Valor: O câmbio atual é favorável às exportações?
Jorge: A cotação do dólar está faixa de R$ 2,20 e, embora em patamar mais baixo do que já esteve no passado, não deveria ser um problema. Hoje, não vemos entidades empresariais como a Fiesp (Federação das Indústrias do Estado de São Paulo) e outras queixando-se do câmbio. O patamar atual permite que as companhias exportem, mas isso só vai acontecer caso tenham condições para acessar o mercado lá fora.
Valor: O Brasil tem acordos comerciais suficientes?
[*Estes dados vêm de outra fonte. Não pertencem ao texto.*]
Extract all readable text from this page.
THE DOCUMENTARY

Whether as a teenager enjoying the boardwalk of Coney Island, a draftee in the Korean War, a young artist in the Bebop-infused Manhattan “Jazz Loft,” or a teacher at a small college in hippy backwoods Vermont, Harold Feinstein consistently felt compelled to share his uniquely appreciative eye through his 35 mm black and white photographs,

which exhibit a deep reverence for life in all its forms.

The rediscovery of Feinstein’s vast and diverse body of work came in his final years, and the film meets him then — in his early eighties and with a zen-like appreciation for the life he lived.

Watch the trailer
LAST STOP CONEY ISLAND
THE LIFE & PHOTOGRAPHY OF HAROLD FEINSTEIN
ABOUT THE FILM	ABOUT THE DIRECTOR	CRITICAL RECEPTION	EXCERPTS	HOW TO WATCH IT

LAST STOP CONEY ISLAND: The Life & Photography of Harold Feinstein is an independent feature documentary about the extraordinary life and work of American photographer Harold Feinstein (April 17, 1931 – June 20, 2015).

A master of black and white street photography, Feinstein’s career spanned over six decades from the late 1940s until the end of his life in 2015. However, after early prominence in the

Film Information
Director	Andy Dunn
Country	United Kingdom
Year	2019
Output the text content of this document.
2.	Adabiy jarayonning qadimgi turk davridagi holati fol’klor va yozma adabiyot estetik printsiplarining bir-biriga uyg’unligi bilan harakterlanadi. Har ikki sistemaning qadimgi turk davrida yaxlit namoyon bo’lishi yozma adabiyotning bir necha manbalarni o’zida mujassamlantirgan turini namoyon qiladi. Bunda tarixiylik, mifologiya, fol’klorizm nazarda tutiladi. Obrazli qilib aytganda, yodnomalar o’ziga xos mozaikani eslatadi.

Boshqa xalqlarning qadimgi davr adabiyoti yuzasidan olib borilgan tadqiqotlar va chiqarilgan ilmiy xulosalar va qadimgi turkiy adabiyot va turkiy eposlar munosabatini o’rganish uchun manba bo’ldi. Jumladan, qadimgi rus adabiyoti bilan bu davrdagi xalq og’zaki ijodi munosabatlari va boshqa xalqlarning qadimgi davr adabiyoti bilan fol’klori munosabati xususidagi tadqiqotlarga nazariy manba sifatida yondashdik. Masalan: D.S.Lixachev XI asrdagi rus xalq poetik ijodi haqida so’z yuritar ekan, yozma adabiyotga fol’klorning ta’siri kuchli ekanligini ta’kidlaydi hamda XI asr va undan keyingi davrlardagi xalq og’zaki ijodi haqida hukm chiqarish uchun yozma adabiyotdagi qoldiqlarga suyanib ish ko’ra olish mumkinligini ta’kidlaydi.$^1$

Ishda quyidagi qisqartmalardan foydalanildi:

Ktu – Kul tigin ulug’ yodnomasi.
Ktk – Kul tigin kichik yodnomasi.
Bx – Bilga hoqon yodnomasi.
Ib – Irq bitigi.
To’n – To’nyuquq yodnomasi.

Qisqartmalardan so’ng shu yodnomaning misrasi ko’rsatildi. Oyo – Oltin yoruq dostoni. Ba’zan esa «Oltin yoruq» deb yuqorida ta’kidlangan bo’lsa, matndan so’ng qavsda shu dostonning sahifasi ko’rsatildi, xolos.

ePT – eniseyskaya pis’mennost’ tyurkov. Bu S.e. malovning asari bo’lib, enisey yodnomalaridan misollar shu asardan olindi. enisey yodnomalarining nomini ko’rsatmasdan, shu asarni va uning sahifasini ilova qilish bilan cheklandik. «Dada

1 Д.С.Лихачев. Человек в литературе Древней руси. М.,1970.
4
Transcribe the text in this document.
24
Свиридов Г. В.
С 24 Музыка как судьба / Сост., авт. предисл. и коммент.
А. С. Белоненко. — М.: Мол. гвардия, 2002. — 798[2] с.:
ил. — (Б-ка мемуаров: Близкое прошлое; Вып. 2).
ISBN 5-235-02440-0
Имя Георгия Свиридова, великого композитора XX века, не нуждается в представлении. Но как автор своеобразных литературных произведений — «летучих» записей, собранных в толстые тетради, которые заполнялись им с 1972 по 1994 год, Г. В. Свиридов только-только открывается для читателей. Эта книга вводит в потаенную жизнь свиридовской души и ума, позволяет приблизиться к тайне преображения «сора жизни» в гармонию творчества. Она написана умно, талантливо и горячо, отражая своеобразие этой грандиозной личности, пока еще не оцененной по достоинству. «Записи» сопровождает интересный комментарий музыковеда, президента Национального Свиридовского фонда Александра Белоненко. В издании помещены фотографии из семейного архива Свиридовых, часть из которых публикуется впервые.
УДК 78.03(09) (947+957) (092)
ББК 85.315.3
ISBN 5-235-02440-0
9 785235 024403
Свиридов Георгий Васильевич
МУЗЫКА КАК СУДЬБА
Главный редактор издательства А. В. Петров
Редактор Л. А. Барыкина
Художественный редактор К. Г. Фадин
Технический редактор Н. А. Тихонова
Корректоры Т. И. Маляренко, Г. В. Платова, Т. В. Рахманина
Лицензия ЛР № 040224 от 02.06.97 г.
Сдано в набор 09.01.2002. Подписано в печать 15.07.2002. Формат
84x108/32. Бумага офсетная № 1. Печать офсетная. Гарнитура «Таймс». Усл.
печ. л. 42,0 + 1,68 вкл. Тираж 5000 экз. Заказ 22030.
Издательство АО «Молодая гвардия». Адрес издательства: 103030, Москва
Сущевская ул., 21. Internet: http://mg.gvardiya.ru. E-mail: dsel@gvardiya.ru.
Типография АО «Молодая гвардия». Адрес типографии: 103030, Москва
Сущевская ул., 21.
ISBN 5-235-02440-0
Jorge: O Brasil está preso ao Mercosul e não pode fazer acordos paralelos com outros países. Mesmo o acordo entre o Mercosul e União Europeia não sai porque empresários colocam dificuldades, não querem produtos importados no país. Como o comércio é uma pista de duas mãos, as empresas brasileiras também ficam sem acesso a outros mercados nos quais poderiam vender produtos com impostos menores, de forma mais competitiva. O acordo entre Mercosul e a União Europeia foi jogado para frente. Novos acordos comerciais facilitariam muito porque nossa indústria não é competitiva em relação as de outras economias como as asiáticas.